Regard aigu de la fillette vers sa mère, genre mais que va-t-il donc m'arriver...

- Ne t'inquiète surtout pas, renchérit le père d'un ton plus haut, ça va bien se passer!

La gamine commence à tordre le nez et pleurnicher.

- Ne panique pas, puisqu'on te dit que ça va aller, clame la mère en haussant encore d'un ton, proche de l'hystérie.

En hurlant, elle se commence à débattre pour m'échapper. Son père la prend alors par les épaules, et commence à la secouer en tonnant:

- Ne t'inquiète pas, ça ne fait pas mal! Hein, docteur?"

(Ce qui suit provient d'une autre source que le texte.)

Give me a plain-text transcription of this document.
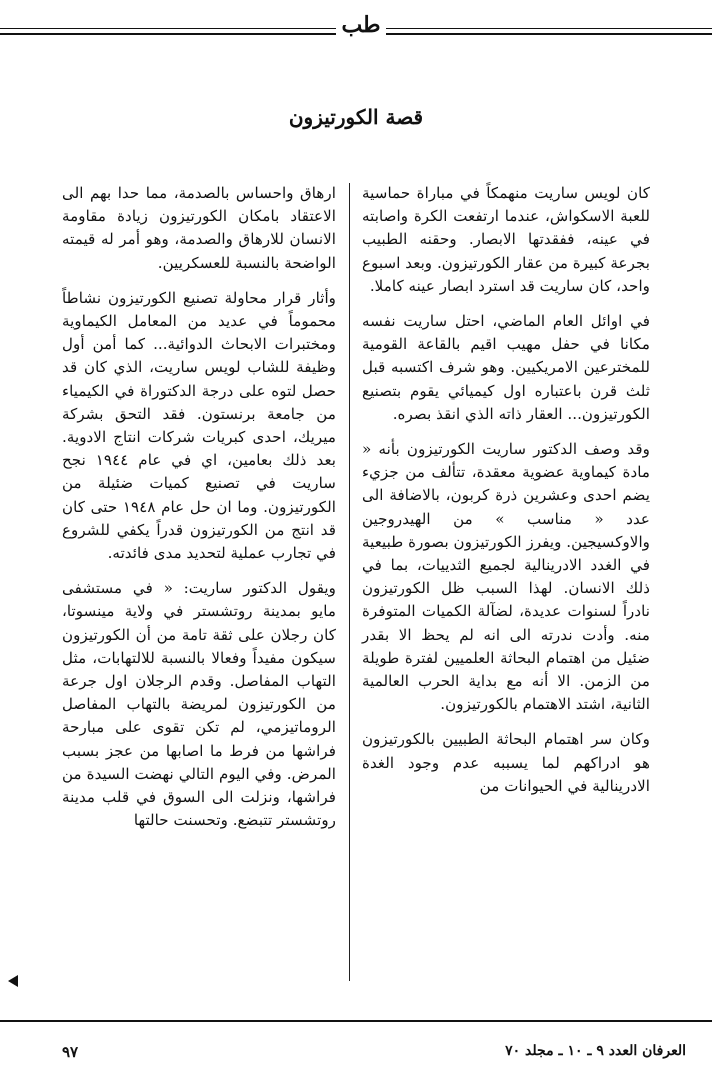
طب
قصة الكورتيزون

كان لويس ساريت منهمكاً في مباراة حماسية للعبة الاسكواش، عندما ارتفعت الكرة واصابته في عينه، ففقدتها الابصار. وحقنه الطبيب بجرعة كبيرة من عقار الكورتيزون. وبعد اسبوع واحد، كان ساريت قد استرد ابصار عينه كاملا.

في اوائل العام الماضي، احتل ساريت نفسه مكانا في حفل مهيب اقيم بالقاعة القومية للمخترعين الامريكيين. وهو شرف اكتسبه قبل ثلث قرن باعتباره اول كيميائي يقوم بتصنيع الكورتيزون... العقار ذاته الذي انقذ بصره.

وقد وصف الدكتور ساريت الكورتيزون بأنه « مادة كيماوية عضوية معقدة، تتألف من جزيء يضم احدى وعشرين ذرة كربون، بالاضافة الى عدد « مناسب » من الهيدروجين والاوكسيجين. ويفرز الكورتيزون بصورة طبيعية في الغدد الادرينالية لجميع الثدييات، بما في ذلك الانسان. لهذا السبب ظل الكورتيزون نادراً لسنوات عديدة، لضآلة الكميات المتوفرة منه. وأدت ندرته الى انه لم يحظ الا بقدر ضئيل من اهتمام البحاثة العلميين لفترة طويلة من الزمن. الا أنه مع بداية الحرب العالمية الثانية، اشتد الاهتمام بالكورتيزون.

وكان سر اهتمام البحاثة الطبيين بالكورتيزون هو ادراكهم لما يسببه عدم وجود الغدة الادرينالية في الحيوانات من

ارهاق واحساس بالصدمة، مما حدا بهم الى الاعتقاد بامكان الكورتيزون زيادة مقاومة الانسان للارهاق والصدمة، وهو أمر له قيمته الواضحة بالنسبة للعسكريين.

وأثار قرار محاولة تصنيع الكورتيزون نشاطاً محموماً في عديد من المعامل الكيماوية ومختبرات الابحاث الدوائية... كما أمن أول وظيفة للشاب لويس ساريت، الذي كان قد حصل لتوه على درجة الدكتوراة في الكيمياء من جامعة برنستون. فقد التحق بشركة ميريك، احدى كبريات شركات انتاج الادوية. بعد ذلك بعامين، اي في عام ١٩٤٤ نجح ساريت في تصنيع كميات ضئيلة من الكورتيزون. وما ان حل عام ١٩٤٨ حتى كان قد انتج من الكورتيزون قدراً يكفي للشروع في تجارب عملية لتحديد مدى فائدته.

ويقول الدكتور ساريت: « في مستشفى مايو بمدينة روتشستر في ولاية مينسوتا، كان رجلان على ثقة تامة من أن الكورتيزون سيكون مفيداً وفعالا بالنسبة للالتهابات، مثل التهاب المفاصل. وقدم الرجلان اول جرعة من الكورتيزون لمريضة بالتهاب المفاصل الروماتيزمي، لم تكن تقوى على مبارحة فراشها من فرط ما اصابها من عجز بسبب المرض. وفي اليوم التالي نهضت السيدة من فراشها، ونزلت الى السوق في قلب مدينة روتشستر تتبضع. وتحسنت حالتها

العرفان العدد ٩ ـ ١٠ ـ مجلد ٧٠
٩٧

Le docteur pris à témoin était bien embêté(e), sentant la situation lui échapper complètement... Ce fut un carnage, les parents surexcités tenant fermement leur progéniture survoltée et se débattant, et moi, ma pauvre seringue à la main, essayant de trouver l'angle d'attaque le plus convenable, me contorsionnant au rythme des mouvements du trio infernal, et fondant finalement sur l'innocente victime pour la protéger contre son gré de maladies graves...

Avec le recul, je pense que j'aurais dû reconvoquer l'enfant pour une autre séance, plus sereine, avec un seul parent accompagnateur et un patch d'EMLA...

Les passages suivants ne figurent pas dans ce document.